Challenges, V. Lamigeon 23 mai 14

 

Dassault, Safran, Airbus... même combat. Pour leurs dirigeants, les nouvelles coupes dans le budget de la Défense envisagées par Bercy aboutiraient à un carnage social.

 

C’est un cri d’alarme historique qu’ont adressé ce vendredi 23 mai les industriels de la défense français à François Hollande et à Bercy.

A l’invitation de la présidente de la commission de la défense de l’Assemblée nationale Patricia Adam, une cinquantaine d’industriels, parlementaires et spécialistes de la défense étaient réunis autour d’un petit déjeuner à la questure de l’Assemblée, pour mettre en garde contre les 6 à 9 milliards d’euros de coupes dont pourrait faire l’objet le budget militaire français, six mois à peine après le vote de la loi de programmation militaire (LPM) 2014-2019 actant la stabilité du budget à 31,4 milliards d’euros par an.

L’aréopage avait de quoi impressionner: le PDG de Dassault Aviation, Eric Trappier, celui de Safran, Jean-Paul Herteman, le président de DCNS, Patrick Boissier, celui de Nexter, Philippe Burtin, mais aussi le numéro deux d’Airbus Group, Marwan Lahoud et le DG de Thales, Patrice Caine. Une union sacrée pour un mot d’ordre limpide: "Nous estimons que la moindre encoche à la LPM serait dramatique pour les programmes industriels et pour les armées, résume Patricia Adam. La LPM a déjà été construite avec le souci du désendettement de la France. Elle doit être totalement respectée."

 

50 000 emplois en danger

 

Historique, la situation l’est sans aucun doute.

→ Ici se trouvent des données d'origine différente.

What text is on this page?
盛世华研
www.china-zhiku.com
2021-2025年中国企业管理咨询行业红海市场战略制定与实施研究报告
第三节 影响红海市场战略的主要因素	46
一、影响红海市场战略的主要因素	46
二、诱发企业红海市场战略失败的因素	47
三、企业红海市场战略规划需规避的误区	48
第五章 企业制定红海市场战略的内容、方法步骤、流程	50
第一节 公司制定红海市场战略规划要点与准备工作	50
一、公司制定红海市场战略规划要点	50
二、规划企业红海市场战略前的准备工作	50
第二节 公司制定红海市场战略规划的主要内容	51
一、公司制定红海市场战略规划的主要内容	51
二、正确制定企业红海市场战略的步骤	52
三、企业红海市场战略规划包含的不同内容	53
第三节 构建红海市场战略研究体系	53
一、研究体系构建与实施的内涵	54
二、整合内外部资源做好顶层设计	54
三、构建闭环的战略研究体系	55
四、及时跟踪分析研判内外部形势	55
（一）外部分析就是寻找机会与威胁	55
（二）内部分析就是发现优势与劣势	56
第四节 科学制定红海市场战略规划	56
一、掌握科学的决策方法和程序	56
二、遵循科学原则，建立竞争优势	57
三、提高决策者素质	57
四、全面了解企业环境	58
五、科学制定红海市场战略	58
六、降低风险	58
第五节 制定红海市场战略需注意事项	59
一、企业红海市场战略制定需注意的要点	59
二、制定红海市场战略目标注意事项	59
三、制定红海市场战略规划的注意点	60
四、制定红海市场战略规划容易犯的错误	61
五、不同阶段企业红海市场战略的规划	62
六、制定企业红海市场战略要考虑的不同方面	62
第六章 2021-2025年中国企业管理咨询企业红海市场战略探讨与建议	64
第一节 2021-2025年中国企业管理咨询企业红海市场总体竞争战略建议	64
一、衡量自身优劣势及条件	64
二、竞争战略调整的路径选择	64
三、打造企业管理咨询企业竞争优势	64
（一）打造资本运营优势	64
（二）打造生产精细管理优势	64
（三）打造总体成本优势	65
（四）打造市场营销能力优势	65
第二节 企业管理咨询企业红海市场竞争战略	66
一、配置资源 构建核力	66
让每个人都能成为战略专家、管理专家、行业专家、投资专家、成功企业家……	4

Les chefs d’état-major envisagent une démission conjointe, ne voulant pas assumer auprès de leurs troupes de nouvelles coupes budgétaires et suppressions de postes, en plus des 80.000 emplois détruits sur la période 2009-2020 (dont 34.000 encore en cours). Les industriels ont apporté de l’eau au moulin de cette mobilisation inédite ce matin, en mettant en garde contre un véritable carnage social en cas de nouvelles coupes. "1 milliard d’euros de coupes budgétaires, c’est 12 000 à 18000 suppressions de postes, dont 6 000 à 9 000 emplois directs, a prévenu Marwan Lahoud, directeur de la stratégie d’Airbus Group et président du Gifas. Les scénarios évoqués pour le budget de défense pourraient aboutir à 50.000 suppressions de postes sur trois ans. C’est l’équivalent des pertes d’emplois de la sidérurgie lorraine des années 70 aux années 90!"

La mise en garde est claire: pas touche à la LPM, qui doit être respectée "à l’euro près". "La LPM est un subtil équilibre entre le juste suffisant et le juste insuffisant, soulignait un grand patron de l’armement. On est en train d’anesthésier l’opinion en parlant de 6 ou 9 milliards de coupes, voire beaucoup plus, pour présenter comme un moindre mal des coupes annuelles plus limitées. Mais tout l’outil industriel a été adapté à la LPM: tout scénario de réduction budgétaire se traduira par des suppressions d’emplois et des fermetures de sites."

 

"Le civil serait forcément touché"

 

Sans compter les arbitrages drastiques qui pourraient s’imposer dans les forces françaises, que résume le directeur du Centre des études de sécurité de l'Ifri, Etienne de Durand: "Une baisse de 1 milliard d’euros par an du budget militaire, c’est une probable mise sous cocon du porte-avions Charles-de-Gaulle, la fin possible de l’aéronavale, mais aussi le report des futurs sous-marins nucléaires d’attaque, une capacité critique de nos forces.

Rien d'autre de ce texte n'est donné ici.